Shep callaba ahora. Seguía trotando con su negra nariz al aire. Rolf se encogió de hombros, dándose por vencido. La renuncia de Shep a seguir por el sendero causaba a Rolf más curiosidad aún por ver adónde conducía. Tenía que haber recorrido antes esa senda, ya que había vagabundeado por todas las sendas de la zona de Playalinda en una u otra ocasión. Pero en ese preciso momento no podía recordar cuándo, o adónde conducía esa senda en particular.

Subían una pequeña elevación hacia una cima arenosa. Más allá de la cima no se veía nada, salvo el caliente cielo azul. Bajo las movedizas piernas de Rolf, la bicicleta subió a la cresta y luego se inclinó en una empinada cuesta para iniciar un largo descenso.

«¡Nunca vi antes este lugar!», pensó Rolf.

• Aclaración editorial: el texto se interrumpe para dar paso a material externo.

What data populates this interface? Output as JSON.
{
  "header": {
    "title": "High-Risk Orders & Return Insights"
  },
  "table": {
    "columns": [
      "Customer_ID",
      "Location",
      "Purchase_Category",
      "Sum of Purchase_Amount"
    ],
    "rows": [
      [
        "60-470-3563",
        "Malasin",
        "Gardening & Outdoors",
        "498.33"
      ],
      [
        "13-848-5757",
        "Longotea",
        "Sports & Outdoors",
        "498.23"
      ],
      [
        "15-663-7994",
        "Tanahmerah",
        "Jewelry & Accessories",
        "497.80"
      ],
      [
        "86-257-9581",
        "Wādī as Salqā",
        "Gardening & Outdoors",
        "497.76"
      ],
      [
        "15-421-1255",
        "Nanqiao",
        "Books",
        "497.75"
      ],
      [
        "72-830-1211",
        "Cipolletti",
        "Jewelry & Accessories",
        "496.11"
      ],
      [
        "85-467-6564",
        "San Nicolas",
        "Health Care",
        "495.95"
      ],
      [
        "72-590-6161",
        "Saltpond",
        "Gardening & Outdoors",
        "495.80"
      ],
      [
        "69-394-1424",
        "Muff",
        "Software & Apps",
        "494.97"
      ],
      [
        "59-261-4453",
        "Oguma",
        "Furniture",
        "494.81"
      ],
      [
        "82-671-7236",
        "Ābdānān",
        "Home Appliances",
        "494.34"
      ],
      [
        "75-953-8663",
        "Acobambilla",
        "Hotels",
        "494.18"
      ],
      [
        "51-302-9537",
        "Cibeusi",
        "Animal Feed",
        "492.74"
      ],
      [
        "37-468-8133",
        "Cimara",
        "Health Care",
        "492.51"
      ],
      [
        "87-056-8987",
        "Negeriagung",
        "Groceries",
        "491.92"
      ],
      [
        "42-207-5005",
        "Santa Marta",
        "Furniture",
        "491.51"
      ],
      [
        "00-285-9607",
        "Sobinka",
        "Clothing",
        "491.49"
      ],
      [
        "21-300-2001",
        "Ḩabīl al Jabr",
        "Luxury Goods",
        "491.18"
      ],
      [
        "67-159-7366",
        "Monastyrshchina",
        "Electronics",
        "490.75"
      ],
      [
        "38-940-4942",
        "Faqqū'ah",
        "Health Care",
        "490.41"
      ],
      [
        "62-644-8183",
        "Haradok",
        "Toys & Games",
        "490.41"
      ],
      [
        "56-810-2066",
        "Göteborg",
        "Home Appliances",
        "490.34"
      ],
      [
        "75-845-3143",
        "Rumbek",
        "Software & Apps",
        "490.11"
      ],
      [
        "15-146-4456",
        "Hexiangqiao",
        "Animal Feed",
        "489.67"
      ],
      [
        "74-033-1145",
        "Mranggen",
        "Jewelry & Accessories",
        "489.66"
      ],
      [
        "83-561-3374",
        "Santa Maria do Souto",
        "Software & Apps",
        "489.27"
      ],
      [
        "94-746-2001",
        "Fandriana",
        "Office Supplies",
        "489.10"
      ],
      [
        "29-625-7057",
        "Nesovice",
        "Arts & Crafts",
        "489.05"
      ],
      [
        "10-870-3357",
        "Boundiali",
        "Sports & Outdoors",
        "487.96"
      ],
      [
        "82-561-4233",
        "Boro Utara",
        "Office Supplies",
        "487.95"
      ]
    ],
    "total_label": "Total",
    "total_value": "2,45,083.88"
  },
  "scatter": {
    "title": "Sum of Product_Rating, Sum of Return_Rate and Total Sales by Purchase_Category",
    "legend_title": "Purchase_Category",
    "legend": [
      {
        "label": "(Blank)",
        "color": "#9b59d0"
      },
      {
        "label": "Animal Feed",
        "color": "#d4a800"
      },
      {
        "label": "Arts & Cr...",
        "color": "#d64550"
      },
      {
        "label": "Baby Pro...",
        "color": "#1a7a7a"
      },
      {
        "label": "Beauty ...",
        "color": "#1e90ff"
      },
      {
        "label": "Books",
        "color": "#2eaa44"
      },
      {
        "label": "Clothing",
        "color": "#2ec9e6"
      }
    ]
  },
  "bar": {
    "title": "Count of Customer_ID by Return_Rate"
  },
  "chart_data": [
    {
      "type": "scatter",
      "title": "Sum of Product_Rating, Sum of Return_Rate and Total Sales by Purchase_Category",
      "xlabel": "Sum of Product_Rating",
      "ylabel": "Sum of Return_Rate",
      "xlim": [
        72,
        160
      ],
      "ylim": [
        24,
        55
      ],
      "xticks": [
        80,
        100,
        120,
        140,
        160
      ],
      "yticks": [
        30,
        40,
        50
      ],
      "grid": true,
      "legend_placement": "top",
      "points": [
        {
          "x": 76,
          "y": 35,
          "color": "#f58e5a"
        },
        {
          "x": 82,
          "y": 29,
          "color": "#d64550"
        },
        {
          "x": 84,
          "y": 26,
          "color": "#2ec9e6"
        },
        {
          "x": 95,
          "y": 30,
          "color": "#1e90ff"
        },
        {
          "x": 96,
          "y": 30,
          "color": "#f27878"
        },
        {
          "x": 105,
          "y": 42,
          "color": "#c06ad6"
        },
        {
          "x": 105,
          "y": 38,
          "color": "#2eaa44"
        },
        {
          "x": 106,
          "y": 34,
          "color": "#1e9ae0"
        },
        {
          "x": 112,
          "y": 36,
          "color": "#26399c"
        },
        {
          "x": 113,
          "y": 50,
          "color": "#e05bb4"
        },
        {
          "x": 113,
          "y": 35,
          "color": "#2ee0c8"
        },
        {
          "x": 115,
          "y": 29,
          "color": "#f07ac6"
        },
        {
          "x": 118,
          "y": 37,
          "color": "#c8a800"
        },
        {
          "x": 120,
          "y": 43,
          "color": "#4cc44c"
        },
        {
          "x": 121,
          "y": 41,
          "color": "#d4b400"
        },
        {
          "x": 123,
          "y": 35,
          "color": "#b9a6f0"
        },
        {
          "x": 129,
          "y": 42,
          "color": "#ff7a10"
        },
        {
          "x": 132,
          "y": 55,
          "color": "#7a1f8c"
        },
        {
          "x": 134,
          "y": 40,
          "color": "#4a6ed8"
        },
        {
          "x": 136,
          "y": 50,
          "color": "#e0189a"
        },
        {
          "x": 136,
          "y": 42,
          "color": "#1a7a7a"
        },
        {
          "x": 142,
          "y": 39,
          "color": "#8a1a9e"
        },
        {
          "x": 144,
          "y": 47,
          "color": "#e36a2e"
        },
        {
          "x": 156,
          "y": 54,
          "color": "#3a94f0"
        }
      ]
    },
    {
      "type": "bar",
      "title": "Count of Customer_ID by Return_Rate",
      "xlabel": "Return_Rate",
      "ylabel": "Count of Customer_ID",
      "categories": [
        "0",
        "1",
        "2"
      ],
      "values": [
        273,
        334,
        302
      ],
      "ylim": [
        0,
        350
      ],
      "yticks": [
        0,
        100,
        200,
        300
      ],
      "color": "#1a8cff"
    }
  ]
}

Y cuando la bicicleta bajaba, Shep se estiró hacia arriba, cerró firmemente los dientes sobre el raído borde de los vaqueros recortados sobre la rodilla de Rolf, y hundió sólidamente en el suelo las cuatro patas, aplicando los frenos.

Era la pierna débil de Rolf, la que se había lastimado en la piscina. La bicicleta patinó violentamente de través, saliéndose de la senda, y empezó a caerse. Aun así no debía haber caído del todo, ya que Rolf era un ciclista experimentado. Sacó la pierna para sostener la bicicleta y detener la caída.

Pero su pie resbaló en el suelo arenoso, la pierna se le dobló, la bicicleta cayó y Rolf cayó rodando por el resto de la cuesta hasta el fondo de la depresión.

—¡Shep! —gritó… o trató de gritar. Cosa extraña, la voz le salió como un chillidito.

Furioso, Rolf intentó sentarse, pero no lo consiguió ni siquiera a medias. A su alrededor, la depresión parecía llenarse de una bruma blanca perlada. Le era imposible ver nada a un brazo de distancia. La cabeza le zumbaba con un violento mareo que le daba la sensación de estar girando locamente.

Rolf se desplomó de nuevo en la arena y todo se oscureció.